The financial planner you (supposedly) can trust
A fiduciary is a type of financial planner who is obligated to put your interests as a client before their own.
For example, let’s say a fiduciary selected two fund options for you to invest in. The funds were equal in terms of risk and reward, except one had a higher fee than the other. In this case, the fiduciary would have to recommend the cheaper of the two options to you, even though it would result in them making less money.
Many financial planners, though, are not fuduciaries. They are allowed to put their own interests ahead of your’s. And even worse, they are not legally required to tell you about their conflict of interests (ie, who is paying them to advise certain investments to you).
Why is the Securities and Exchange Commission investigating JP Morgan Chase?
JP Morgan is accused of having abused the trust of investors who used their Fuduciary Services. The accusation claims JP Morgan’s executives built a culture of deception. The culture was created by rewarding advisers with bonuses for getting their clients to invest in products that would financially benefit JP Morgan.

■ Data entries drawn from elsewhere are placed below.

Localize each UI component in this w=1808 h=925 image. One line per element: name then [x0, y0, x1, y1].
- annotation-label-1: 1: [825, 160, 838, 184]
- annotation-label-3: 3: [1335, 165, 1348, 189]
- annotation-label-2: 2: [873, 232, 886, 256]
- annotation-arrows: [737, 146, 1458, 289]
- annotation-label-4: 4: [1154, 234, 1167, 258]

The SEC has subpoenaed both executives of the company as well as internal documents.
Will justice be served?
For many corporate giants, fines are simply the cost of doing business. When they make more money illegally than the amount they are fined for, then it is worth it to them to continue to act illegally.
If JP Morgan’s asset-management unit is found guilty, it will be interesting to see how the SEC acts in handing out punishment.